The perfusion characteristics of BRIA are not unexpected with the low rCBV values reflecting the anti-VEGF properties of bevacizumab. However, the diffusion characteristics of BRIA are less well understood since DWI/ADC has previously been validated as a biomarker for human glioma cellularity [17]. However, in the case of BRIA neither DWI/ADC nor RSI are reflecting tumor cellularity. This raises the question of why this particular type of necrosis demonstrates such marked restricted diffusion which persists over time, especially since it is well established that typical radiation necrosis actually facilitates diffusion due to liquefaction within the area of necrosis [18]. We propose that due to the anti-VEGF properties of bevacizumab which not only reduces the number of vessels within the tumor bed but also leads to fibrosis and hyalinization of the remaining vessels, macrophages that would normally remove the cells that have undergone necrosis due to radiation can no longer access the area of radiation necrosis. As a result, so-called “ghost cells” remain in the irradiated tumor bed [19]—cells which are characterized by relatively intact plasma membranes filled with cytoplasm but devoid of nuclei or organelles. These cells will restrict diffusion due to their intact plasma membranes and the intrinsically high T2 of their cytoplasm, and this restriction will persist as macrophages cannot access the area to remove them. Further investigation with animal models is underway in our laboratory in order to test this theory.

In addition to demonstrating BRIA in patients with high-grade glioma, as has been done in prior studies [57], the current study also demonstrates this phenomenon in patients with brain metastases treated with bevacizumab. This highlights the essential contribution of radiation therapy to the development of BRIA since patients with both high-grade glioma and brain metastases undergo radiation therapy, whereas the chemotherapeutic regimen of these two patient groups varies greatly.

Neuropathologic data in our study is very similar to the prior studies with a recurring theme of coagulative necrosis and fibrotic, hyalinized blood vessels. We also found scattered areas of gliosis with many reactive gemistocytes. Some gemistocytes, particularly those around blood vessels, had an atypical appearance. However, we utilized Ki-67 immunostains in both of the cases for which histology was available. This allowed us to verify that none of the scattered atypical cells were proliferating tumor cells, but rather likely represented reactive cells.
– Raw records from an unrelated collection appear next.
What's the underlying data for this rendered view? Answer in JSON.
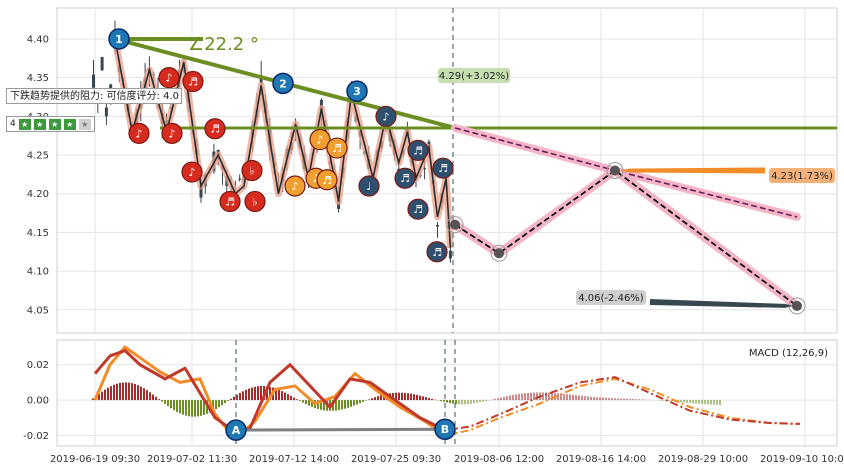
{
  "chart_data": {
    "type": "line",
    "subtype": "candlestick-forecast",
    "price_panel": {
      "ylim": [
        4.02,
        4.44
      ],
      "yticks": [
        "4.40",
        "4.35",
        "4.30",
        "4.25",
        "4.20",
        "4.15",
        "4.10",
        "4.05"
      ],
      "ytick_values": [
        4.4,
        4.35,
        4.3,
        4.25,
        4.2,
        4.15,
        4.1,
        4.05
      ],
      "trend_angle_label": "∠22.2 °",
      "resistance_tooltip": "下跌趋势提供的阻力: 可信度评分: 4.0",
      "rating_prefix": "4",
      "rating_score": 4,
      "rating_max": 5,
      "horizontal_level": 4.285,
      "fitted_zigzag": [
        [
          0,
          4.4
        ],
        [
          4,
          4.28
        ],
        [
          8,
          4.36
        ],
        [
          12,
          4.28
        ],
        [
          16,
          4.37
        ],
        [
          20,
          4.21
        ],
        [
          24,
          4.25
        ],
        [
          28,
          4.2
        ],
        [
          30,
          4.21
        ],
        [
          34,
          4.34
        ],
        [
          38,
          4.2
        ],
        [
          42,
          4.29
        ],
        [
          45,
          4.22
        ],
        [
          48,
          4.31
        ],
        [
          52,
          4.19
        ],
        [
          55,
          4.33
        ],
        [
          60,
          4.22
        ],
        [
          63,
          4.3
        ],
        [
          66,
          4.24
        ],
        [
          68,
          4.28
        ],
        [
          70,
          4.22
        ],
        [
          73,
          4.26
        ],
        [
          75,
          4.17
        ],
        [
          77,
          4.22
        ],
        [
          78,
          4.13
        ]
      ],
      "peak_markers": [
        {
          "label": "1",
          "x": 0,
          "y": 4.4
        },
        {
          "label": "2",
          "x": 34,
          "y": 4.34
        },
        {
          "label": "3",
          "x": 52,
          "y": 4.33
        }
      ],
      "forecast_upper": {
        "label": "4.29(+3.02%)",
        "value": 4.29
      },
      "forecast_mid": {
        "label": "4.23(1.73%)",
        "value": 4.23
      },
      "forecast_low": {
        "label": "4.06(-2.46%)",
        "value": 4.06
      },
      "forecast_path": [
        [
          79,
          4.16
        ],
        [
          86,
          4.123
        ],
        [
          100,
          4.23
        ],
        [
          120,
          4.055
        ]
      ]
    },
    "macd_panel": {
      "label": "MACD (12,26,9)",
      "ylim": [
        -0.026,
        0.034
      ],
      "yticks": [
        "0.02",
        "0.00",
        "-0.02"
      ],
      "ytick_values": [
        0.02,
        0.0,
        -0.02
      ],
      "divergence_markers": [
        {
          "label": "A",
          "x": 26,
          "y": -0.017
        },
        {
          "label": "B",
          "x": 76,
          "y": -0.0165
        }
      ]
    },
    "x_axis": {
      "ticks": [
        "2019-06-19 09:30",
        "2019-07-02 11:30",
        "2019-07-12 14:00",
        "2019-07-25 09:30",
        "2019-08-06 12:00",
        "2019-08-16 14:00",
        "2019-08-29 10:00",
        "2019-09-10 10:00"
      ]
    },
    "colors": {
      "candle": "#37474f",
      "trend": "#6b8e23",
      "forecast_dash": "#6a1b5a",
      "forecast_band": "#f4b6c6",
      "macd_line": "#c0392b",
      "signal_line": "#f28c28",
      "hist_pos": "#a52a2a",
      "hist_neg": "#6b8e23",
      "marker_red": "#d62b1f",
      "marker_orange": "#f0a030",
      "marker_blue": "#1f77b4"
    }
  }
}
Limitations of our study include the small sample size, lack of perfusion data for a subset of the patients and controls, and histologic validation for only 25 % of our patient group. Furthermore, the neuropathologic data for the two patients with BRIA came from subsequent autopsy, resulting in inherent pre-selection bias. However, follow-up MRI’s were available for all of the patients with BRIA and demonstrated that the restricted diffusion persisted on average 8 months and up to 16 months in duration, further corroborating the assumption that these lesions were related to bevacizumab therapy rather than recurrent tumor.

In conclusion, we show that by combining the ability of RSI to detect pathology and differentiate it from NAWM and the ability of DSC perfusion to clearly distinguish the high rCBV of tumor from the remarkably low rCBV of BRIA, we can increase our diagnostic certainty in discriminating areas of bevacizumab-related necrosis from recurrent tumor.